For as a high school graduate remarked at GATA's Washington conference in 2008 --

http://www.gata.org/node/6242

-- "the problem with central banking has been mainly the old problem of power -- it corrupts.

"Central bankers are supposed to be more capable of restraint than ordinary politicians, and maybe some are, but they are not always or even often capable of the necessary restraint. One market intervention encourages another and another and increases the political pressure to keep intervening to benefit special interests rather than the general interest -- to benefit especially the financial interests, the banking and investment banking industries. These interventions, subsidies to special interests, increasingly are needed to prevent the previous imbalances from imploding.

"And so we have come to an era of daily market interventions by central banks -- so much so that the main purpose of central banking now is to prevent ordinary markets from happening at all.

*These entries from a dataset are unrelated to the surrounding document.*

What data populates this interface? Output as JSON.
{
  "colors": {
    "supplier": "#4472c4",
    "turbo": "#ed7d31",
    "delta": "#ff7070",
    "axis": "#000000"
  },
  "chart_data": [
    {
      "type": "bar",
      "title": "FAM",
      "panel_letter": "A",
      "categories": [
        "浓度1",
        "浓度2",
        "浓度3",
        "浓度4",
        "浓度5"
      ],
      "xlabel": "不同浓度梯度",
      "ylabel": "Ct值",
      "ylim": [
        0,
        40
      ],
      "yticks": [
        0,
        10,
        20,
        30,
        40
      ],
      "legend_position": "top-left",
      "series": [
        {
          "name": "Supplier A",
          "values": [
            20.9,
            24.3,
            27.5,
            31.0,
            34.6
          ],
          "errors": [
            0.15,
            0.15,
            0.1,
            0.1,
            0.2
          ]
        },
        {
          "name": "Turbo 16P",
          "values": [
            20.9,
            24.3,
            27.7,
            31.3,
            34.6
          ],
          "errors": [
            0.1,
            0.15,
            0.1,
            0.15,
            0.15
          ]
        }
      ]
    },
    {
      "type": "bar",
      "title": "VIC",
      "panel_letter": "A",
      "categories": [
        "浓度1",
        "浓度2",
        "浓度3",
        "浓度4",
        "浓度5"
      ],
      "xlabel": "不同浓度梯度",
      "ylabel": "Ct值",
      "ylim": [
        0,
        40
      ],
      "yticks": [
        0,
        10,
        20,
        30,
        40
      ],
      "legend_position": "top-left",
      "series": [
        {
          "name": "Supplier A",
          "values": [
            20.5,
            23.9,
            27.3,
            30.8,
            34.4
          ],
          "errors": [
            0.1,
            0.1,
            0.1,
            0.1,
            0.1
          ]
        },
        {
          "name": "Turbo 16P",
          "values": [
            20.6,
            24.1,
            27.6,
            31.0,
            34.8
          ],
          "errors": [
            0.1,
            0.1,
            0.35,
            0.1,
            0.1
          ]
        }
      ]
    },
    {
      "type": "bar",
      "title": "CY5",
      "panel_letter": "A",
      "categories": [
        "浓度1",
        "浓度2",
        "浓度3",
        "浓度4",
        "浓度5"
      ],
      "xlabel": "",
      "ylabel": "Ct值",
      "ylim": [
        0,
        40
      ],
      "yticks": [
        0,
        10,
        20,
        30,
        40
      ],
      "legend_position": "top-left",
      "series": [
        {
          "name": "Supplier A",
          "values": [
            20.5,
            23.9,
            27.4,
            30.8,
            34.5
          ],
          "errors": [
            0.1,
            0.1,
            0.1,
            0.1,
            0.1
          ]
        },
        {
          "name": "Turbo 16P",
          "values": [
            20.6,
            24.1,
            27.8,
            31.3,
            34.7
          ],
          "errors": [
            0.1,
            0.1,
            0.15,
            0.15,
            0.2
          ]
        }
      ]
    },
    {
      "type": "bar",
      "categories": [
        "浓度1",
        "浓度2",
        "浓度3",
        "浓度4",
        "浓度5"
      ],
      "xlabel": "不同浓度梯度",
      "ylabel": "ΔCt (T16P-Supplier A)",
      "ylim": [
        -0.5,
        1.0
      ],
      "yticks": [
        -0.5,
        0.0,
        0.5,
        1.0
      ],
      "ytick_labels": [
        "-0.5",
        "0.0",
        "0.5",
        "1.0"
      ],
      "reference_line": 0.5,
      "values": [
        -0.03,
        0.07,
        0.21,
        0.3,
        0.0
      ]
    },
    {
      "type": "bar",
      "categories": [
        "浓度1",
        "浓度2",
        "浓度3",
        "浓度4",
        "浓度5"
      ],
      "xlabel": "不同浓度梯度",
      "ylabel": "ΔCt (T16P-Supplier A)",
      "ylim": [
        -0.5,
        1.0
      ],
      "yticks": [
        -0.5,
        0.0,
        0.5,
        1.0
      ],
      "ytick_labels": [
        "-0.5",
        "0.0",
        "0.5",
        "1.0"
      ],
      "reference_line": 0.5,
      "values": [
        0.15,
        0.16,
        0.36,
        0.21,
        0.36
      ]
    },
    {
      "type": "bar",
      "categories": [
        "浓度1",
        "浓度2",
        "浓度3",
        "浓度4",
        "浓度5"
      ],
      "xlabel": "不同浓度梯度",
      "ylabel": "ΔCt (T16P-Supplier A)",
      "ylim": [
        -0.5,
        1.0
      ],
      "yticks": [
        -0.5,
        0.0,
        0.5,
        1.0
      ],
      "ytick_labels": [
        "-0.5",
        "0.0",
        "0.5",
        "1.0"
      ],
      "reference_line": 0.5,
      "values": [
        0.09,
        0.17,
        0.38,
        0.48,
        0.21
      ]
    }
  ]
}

"Central banking controls the value of all labor, services, and real goods, and yet it is conducted almost entirely in secret -- because, in choosing winners and losers in the economy, advancing infinite amounts of money to some participants in the markets but not to others, administering the ultimate patronage, central banking cannot survive scrutiny.

"Yet the secrecy of central banking now is taken for granted even in nominally democratic countries."

Carstens told the Riksbank celebration that he hopes that the trends he has identified in central banking are irreversible. But if they are, Orwell's awful prophecy from "1984" will be realized: "If you want a picture of the future, imagine a boot stamping on a human face -- forever."

CHRIS POWELL, Secretary/Treasurer
Gold Anti-Trust Action Committee Inc.